SRF News: Mit dem Abgang von Didier Burkhalter wird das Aussendepartement frei. Es wird aber auch spekuliert, Alain Berset könnte vom Inneren ins Äussere wechseln. Dann würde Cassis Innenminister. Géraldine Eicher, was halten Sie für wahrscheinlicher?
Géraldine Eicher: Ich halte beide Varianten für möglich. Cassis ist in der Regierung unverbraucht und noch unvoreingenommen. Das könnte helfen, neue Wege in der verfahrenen Situation mit Brüssel zu finden. Seine Mehrsprachigkeit ist ein Plus im Ausland. Andererseits ist es auch sehr plausibel, dass Alain Berset vom Innen- ins Aussendepartement wechselt. Auch er könnte dort mit seiner Affinität für Aussenpolitik für neue Impulse sorgen. Das Aussendepartement EDA könnte für ihm zudem ein Sprungbrett für die nächste Karriere sein, für die Zeit nach dem Bundesrat.

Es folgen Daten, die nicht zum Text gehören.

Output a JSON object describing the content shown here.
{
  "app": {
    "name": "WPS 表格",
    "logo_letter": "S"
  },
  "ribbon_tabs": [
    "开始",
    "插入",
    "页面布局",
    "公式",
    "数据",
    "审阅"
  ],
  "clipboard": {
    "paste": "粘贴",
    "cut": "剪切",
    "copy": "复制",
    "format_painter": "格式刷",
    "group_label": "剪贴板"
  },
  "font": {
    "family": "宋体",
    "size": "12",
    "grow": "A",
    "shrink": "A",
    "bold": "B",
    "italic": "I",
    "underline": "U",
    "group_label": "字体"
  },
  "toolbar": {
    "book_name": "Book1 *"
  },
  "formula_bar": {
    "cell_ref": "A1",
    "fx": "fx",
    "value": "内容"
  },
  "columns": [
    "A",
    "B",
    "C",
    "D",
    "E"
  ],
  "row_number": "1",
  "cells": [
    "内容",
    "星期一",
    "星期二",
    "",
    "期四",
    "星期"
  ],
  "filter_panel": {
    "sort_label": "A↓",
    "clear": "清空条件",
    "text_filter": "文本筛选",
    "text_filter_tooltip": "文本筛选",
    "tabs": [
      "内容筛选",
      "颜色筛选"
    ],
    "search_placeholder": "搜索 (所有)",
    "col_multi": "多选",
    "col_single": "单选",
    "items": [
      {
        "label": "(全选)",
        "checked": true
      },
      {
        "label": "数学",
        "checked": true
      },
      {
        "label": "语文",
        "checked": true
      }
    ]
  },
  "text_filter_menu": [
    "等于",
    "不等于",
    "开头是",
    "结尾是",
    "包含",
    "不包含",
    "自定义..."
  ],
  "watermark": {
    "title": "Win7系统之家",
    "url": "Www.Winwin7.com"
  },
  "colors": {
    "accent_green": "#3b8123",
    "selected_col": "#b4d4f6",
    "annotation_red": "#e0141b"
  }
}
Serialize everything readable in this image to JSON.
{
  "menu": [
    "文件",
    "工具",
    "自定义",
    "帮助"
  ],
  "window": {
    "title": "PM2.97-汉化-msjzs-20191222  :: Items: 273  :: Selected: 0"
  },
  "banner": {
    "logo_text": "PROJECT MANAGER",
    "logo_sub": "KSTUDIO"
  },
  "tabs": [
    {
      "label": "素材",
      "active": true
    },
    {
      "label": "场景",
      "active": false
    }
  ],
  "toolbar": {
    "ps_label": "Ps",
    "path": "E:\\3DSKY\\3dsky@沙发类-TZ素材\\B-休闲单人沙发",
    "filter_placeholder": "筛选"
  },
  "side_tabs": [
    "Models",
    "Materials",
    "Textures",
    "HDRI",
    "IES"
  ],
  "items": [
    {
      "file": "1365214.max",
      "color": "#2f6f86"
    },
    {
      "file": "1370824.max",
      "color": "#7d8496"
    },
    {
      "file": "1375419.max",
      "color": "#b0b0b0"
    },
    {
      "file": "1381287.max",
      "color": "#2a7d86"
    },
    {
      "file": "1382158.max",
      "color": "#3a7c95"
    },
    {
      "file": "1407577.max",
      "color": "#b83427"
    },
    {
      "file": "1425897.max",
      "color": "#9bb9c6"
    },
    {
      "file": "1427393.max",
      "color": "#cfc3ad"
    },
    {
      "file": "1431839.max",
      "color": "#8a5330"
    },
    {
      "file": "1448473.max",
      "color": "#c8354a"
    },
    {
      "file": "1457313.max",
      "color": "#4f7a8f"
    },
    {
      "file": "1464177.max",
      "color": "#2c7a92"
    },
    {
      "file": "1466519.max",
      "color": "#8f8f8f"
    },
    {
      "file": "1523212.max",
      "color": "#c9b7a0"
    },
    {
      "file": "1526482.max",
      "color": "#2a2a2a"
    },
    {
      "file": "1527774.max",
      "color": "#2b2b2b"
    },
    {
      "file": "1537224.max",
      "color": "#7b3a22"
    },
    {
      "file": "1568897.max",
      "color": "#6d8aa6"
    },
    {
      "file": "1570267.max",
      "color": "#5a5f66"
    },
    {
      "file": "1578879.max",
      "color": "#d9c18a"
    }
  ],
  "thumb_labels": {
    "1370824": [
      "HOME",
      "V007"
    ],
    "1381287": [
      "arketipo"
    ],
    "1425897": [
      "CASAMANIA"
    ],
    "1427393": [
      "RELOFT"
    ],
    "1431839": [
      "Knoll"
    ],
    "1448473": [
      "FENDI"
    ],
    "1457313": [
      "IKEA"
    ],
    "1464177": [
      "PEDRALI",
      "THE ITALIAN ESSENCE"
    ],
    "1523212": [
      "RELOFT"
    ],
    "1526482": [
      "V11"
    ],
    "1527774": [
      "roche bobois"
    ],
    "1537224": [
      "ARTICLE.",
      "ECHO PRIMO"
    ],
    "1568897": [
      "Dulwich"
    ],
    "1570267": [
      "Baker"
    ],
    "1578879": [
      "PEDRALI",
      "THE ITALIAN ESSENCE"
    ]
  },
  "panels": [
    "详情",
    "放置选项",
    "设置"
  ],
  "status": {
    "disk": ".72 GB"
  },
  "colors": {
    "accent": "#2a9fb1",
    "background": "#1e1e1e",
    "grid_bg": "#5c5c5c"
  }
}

Cassis ist noch unvoreingenommen. Das könnte helfen, neue Wege in der verfahrenen Situation mit Brüssel zu finden.
Cassis hat als Parlamentarier stark die Interessen der Krankenkassen vertreten. Was könnte sich ändern, wenn er als Innenminister für die Gesundheitspolitik verantwortlich würde?
Prägen könnte er dort zunächst die AHV. Sie ist das dringendste Thema. Nach einem allfälligen Nein zur Rentenreform am nächsten Sonntag, könnte Cassis in die Pflicht genommen werden. Er müsste den Beweis erbringen, dass es eine wirtschaftsfreundlichere, mehrheitsfähigere Rentenreform gibt – und das ist keine einfache Aufgabe.
Auch bei einem Ja am nächsten Sonntag wäre Cassis im Innendepartement EDI gefordert. Auch dann müsste er die nächste AHV-Reform andenken. Als Innenminister hätte er auch die Möglichkeit, in gewissen Bereichen gegen mehr Regulierungen anzugehen, etwa im Bereich der Gesundheitsprävention.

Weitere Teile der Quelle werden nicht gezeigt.